Mas há duas coisas piores. Uma delas foi que eu não consigo mais gemer. Antes, eu conseguia gemer e chamar as pessoas. Por exemplo, durante a noite, quando eu estava com dor ou desconfortável, eu gemia, a pessoa que estava no quarto comigo, acordava, e vinha ver o que queria. Agora, eu preciso esperar alguém acordar, para me olhar e vir ver qual é minha necessidade. Um dia, fiquei quase uma hora com uma dor gigante na perna esquerda até alguém vir me socorrer. Resumindo: estou exausta porque não durmo nada. Outra coisa, é que achei a conexão do circuito (mangueira) do respirador com minha traqueia muito frágil. Se não ficar bem presa, a própria pressão do ar expulsa a mangueira da traqueia. Isso já aconteceu comigo algumas vezes e, por isso, não posso fica sozinha. Se houver demora para colocar a mangueira do respirador na minha traqueia, eu posso morrer com falta de ar. Isso me deixa tensa e está dificultando minhas noites de sono. Fora que eu dormia de lado, mas não tenho coragem de ficar nessa posição novamente.

Há algo que deixei por último e que foi tão difícil quanto as outras coisas. Me ver no espelho.
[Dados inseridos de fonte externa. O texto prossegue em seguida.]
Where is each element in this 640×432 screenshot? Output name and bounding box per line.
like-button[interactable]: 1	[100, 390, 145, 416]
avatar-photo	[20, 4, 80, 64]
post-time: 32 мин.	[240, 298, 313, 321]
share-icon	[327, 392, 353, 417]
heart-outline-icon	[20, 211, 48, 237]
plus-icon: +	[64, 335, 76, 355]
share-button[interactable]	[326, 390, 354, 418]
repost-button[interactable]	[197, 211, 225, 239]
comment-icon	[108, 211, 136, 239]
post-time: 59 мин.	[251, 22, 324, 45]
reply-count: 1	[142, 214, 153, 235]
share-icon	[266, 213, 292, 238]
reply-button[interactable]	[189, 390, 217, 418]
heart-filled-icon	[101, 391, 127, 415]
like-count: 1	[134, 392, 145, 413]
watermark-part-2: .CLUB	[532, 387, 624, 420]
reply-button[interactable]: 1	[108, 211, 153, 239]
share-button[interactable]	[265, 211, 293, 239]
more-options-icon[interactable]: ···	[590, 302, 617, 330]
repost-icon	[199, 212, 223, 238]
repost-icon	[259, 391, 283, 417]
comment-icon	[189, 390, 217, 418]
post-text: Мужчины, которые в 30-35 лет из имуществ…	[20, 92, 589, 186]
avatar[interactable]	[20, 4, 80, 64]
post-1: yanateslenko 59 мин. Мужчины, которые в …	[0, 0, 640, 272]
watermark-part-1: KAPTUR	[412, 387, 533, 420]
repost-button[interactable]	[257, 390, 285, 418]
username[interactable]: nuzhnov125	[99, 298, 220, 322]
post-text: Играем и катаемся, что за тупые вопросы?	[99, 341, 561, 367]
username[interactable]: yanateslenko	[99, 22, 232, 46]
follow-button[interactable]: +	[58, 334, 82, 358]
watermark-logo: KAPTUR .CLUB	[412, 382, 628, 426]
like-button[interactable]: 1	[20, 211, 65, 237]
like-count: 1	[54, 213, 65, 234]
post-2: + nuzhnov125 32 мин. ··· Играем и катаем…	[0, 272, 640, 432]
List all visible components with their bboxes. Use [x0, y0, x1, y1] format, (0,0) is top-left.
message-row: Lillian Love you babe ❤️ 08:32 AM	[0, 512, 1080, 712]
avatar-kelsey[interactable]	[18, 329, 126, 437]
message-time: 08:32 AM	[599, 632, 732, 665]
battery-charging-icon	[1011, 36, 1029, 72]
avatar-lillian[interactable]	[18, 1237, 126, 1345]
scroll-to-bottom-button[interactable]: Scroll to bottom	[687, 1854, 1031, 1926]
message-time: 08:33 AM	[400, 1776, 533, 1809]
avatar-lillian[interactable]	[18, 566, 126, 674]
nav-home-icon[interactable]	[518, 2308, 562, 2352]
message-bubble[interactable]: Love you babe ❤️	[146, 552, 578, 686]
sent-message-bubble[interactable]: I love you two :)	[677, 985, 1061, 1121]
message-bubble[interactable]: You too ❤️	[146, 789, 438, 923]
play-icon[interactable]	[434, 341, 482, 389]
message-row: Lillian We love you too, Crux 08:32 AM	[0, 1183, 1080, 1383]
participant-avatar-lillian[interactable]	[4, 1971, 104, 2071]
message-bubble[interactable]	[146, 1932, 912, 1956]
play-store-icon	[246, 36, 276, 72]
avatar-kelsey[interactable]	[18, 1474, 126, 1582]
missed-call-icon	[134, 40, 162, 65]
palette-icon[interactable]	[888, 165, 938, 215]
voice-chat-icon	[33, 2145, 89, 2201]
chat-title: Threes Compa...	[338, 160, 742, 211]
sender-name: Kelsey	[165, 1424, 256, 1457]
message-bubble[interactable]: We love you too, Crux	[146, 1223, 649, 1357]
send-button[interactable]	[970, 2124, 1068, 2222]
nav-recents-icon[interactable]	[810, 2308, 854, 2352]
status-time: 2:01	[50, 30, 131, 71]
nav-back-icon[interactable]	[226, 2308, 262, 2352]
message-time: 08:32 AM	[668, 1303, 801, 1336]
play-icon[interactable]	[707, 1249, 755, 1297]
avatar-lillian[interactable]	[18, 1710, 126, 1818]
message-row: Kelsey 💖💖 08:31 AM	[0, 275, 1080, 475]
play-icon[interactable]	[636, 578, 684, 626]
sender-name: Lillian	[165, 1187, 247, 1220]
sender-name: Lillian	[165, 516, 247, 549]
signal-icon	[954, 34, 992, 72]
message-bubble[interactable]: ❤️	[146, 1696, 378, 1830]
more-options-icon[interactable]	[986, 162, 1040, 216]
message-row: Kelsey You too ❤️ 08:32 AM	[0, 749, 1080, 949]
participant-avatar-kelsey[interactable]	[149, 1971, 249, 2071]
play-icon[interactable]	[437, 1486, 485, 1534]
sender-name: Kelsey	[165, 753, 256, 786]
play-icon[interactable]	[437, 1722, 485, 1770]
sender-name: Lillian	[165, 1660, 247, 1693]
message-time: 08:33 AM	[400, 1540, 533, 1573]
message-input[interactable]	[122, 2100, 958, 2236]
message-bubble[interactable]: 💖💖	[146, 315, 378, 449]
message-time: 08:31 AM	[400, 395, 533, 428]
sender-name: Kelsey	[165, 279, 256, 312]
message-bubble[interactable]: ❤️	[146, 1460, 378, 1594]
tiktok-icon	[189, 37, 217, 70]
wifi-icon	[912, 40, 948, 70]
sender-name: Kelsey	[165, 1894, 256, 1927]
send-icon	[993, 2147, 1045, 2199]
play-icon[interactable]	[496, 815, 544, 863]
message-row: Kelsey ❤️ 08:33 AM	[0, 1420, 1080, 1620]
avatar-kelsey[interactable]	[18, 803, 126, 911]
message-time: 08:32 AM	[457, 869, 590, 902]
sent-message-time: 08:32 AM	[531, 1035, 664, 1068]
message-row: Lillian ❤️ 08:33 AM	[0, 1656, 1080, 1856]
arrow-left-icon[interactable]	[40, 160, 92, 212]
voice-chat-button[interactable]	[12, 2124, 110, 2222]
Não foi fácil ver meu rosto atrofiado, deformado e inchado sem a máscara. Não me reconheço nessa imagem onde não dá para identificar se estou sorrindo e chorando. Eu não tenho mais expressão. Eu não era linda, mas tinha meus encantos. Meu olhar e meu sorriso eram marcantes. Pelo menos, eu gostava. Só que agora acabou. Só há uma forma de saber o que estou sentindo: me perguntando.

Ainda estou com muita dor na traqueostomia, principalmente na parte interna e na parte externa quando prendem e tiram a mangueira da minha traqueia. Talvez, seja necessário trocar o modelo da traqueo. Espero que seja isso... dos males, o menor.

Não sei o porquê, mas ando exausta. Meus olhos estão mais pesados. Está mais difícil para usar o computador. Minha saturação está ótima. Mas parece que tenho que me esforçar mais para respirar. Vamos torcer para que essa dor passe, as coisas se normalizem e eu possa ter um pouco de qualidade de vida.

Gostaria de me desculpar com os leitores que esperavam um texto cheio de otimismo. Estou muito triste. Eu esperava um procedimento sem intercorrências, mas não foi assim. Eu não escrevi tudo que aconteceu para não expor os profissionais envolvidos, mas tiveram cagadas que impactaram diretamente na minha recuperação. Enfim...  a minha esperança é que tudo passe, como passaram as outras etapas da doença, como a gtt, o começo do uso do respirador e a perda da fala. São esses momentos que me enchem de esperança porque eles foram superados, tanto que nem me lembro das dificuldades enfrentadas em cada um deles.

Gostaria de agradecer meus pais, irmão, marido, médicos, fisioterapeutas, meus fisioterapeutas, enfermeiros, técnicos de enfermagem, minhas técnicas e cuidadoras e a Amil por ter liberado minhas técnicas para irem ao hospital comigo. Se não fossem por vocês, eu não teria conseguido.

Obrigada você por ler meu blog

Beijo.
Dani.

** Fonte: http://www.concursoefisioterapia.com/2010/05/cuff-ou-manguito.html

domingo, 12 de abril de 2015

Qual é o limite do ser humano?

A ELA é uma doença que testa os nossos limites. Quando você acha que não dá mais conta, vem um novo desafio. E aí, você tem que escolher se desiste ou continua firme. Na maior parte das vezes, para seguir em frente, temos que abrir mão de algo, desapegar mesmo e isso não é fácil. Em todas as etapas da doença, eu ultrapassei meus limites, chegando muitas vezes à exaustão física eemocional. Mas como saber o momento de recuar para ganhar mais lá na frente? Certa vez escrevi no facebook: "persistência ou teimosia, como saber?"  Alguém respondeu: "se o resultado for positivo é persistência; se for negativo é teimosia." Realmente, nos julgamos e somos julgados pelo resultado de nossas ações. Mas algumas vezes, no caso da ELA, os resultados podem ser desastrosos e fatais.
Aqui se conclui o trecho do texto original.